Ms. Mensah indicated that the stigmatisation they go through in society compelled most of them to commit another crime and return to the prison, which system violated the rights of both officers and victims, hence, the need for Parliament to urgently pass the non-custodian bill.

According to her, community service sentencing could serve as a deterrent to others and improve productivity together with the service on the streets, and called for the possible amendment of the system.

Francis Apau of the Criminal Records Department of the Ghana Prisons Service, on his part, said that it should be the duty of the Prison Service to ensure the safe custody and welfare of prisoners, and where practicable, undertakes the reformation and rehabilitation of inmates.

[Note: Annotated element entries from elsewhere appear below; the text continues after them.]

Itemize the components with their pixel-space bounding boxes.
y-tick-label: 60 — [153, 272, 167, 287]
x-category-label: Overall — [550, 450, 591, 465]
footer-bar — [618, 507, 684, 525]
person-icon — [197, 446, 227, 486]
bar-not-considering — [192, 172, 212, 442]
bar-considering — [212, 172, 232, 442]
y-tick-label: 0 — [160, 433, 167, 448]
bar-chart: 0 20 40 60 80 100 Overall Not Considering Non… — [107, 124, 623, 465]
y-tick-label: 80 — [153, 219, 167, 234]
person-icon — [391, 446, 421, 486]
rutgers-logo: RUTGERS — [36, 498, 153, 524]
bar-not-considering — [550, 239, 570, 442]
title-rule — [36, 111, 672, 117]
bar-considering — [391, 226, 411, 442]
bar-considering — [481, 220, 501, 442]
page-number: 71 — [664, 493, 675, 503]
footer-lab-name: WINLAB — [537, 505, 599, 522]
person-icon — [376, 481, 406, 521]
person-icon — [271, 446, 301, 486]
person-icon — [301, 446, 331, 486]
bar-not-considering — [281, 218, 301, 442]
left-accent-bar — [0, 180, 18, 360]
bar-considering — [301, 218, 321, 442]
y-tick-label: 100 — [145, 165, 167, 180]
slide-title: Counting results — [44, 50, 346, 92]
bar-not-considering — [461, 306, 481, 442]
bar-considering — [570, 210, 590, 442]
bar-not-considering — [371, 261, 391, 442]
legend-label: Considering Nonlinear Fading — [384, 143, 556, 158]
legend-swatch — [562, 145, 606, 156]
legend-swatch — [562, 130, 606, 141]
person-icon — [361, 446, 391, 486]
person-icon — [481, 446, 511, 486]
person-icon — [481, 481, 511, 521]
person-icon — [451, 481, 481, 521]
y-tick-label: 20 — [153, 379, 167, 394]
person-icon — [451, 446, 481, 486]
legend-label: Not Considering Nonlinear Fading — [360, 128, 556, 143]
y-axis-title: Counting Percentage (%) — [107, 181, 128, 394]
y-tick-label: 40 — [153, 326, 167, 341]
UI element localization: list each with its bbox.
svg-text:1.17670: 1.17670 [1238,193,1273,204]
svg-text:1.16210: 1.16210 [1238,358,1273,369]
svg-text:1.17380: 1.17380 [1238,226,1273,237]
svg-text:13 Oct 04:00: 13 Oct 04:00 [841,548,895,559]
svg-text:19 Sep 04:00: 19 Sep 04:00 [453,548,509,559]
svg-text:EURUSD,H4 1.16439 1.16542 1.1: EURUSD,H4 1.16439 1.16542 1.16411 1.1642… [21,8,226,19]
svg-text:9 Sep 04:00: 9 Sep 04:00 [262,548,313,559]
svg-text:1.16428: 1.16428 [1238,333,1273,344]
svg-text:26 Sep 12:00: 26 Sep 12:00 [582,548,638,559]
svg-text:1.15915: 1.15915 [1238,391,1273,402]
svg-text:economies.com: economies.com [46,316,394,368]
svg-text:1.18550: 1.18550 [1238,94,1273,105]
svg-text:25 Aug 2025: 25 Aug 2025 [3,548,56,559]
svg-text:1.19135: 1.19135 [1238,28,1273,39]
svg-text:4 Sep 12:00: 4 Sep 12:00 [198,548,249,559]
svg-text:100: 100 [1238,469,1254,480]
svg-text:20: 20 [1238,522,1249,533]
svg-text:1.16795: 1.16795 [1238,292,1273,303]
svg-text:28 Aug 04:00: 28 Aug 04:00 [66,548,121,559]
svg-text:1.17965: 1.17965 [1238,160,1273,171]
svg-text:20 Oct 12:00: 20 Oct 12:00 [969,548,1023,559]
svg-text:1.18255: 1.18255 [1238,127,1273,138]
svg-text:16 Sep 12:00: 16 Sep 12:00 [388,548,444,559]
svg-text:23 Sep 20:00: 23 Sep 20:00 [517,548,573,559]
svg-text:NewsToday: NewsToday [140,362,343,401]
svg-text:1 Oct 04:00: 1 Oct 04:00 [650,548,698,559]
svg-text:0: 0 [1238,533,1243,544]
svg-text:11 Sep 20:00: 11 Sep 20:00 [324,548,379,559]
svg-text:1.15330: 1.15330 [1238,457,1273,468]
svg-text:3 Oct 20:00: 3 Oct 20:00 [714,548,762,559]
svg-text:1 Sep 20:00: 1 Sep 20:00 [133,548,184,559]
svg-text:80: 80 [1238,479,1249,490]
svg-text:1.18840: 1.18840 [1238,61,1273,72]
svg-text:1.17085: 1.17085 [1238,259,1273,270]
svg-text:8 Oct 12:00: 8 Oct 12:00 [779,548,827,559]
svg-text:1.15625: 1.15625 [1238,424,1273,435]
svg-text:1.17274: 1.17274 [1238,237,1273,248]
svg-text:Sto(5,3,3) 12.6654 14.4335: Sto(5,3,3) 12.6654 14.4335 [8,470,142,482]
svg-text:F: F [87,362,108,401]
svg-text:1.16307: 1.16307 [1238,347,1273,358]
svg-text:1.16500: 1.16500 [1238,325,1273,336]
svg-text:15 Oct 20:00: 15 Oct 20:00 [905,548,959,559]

He disclosed that there were 44 prisons in the country, with 1,835 inmates (12.5%) on remand, while 12,787 (87.5%) had been convicted.

He revealed that the Kumasi Prisons was overcrowded by 1,500 inmates, with the United Nations (UN) standard of a cell per a convict being six metres square, but in Kumasi the smaller cell was 10.2 square metres, housing 13 convicts.

Supt. Apau further stressed that the effects of the overcrowding in the prisons were that all the resources went to maintenance, security and custody, while lesser resources were devoted to reformation.

He added that the health of every prisoner was in danger when there was overcrowding, hence, “if we do not help them as a country, they would come back to society without any reform.”

The prison official said in 2019, the target group in the prisons below two years was 62%; 2020 64%, and 2021 stood at 63.8%, which should have been offenders considered for community service sentencing.

He concluded that as at May 2022, about 802 had been convicted, and stressed that reducing congestion was the only way to touch their lives and reform them.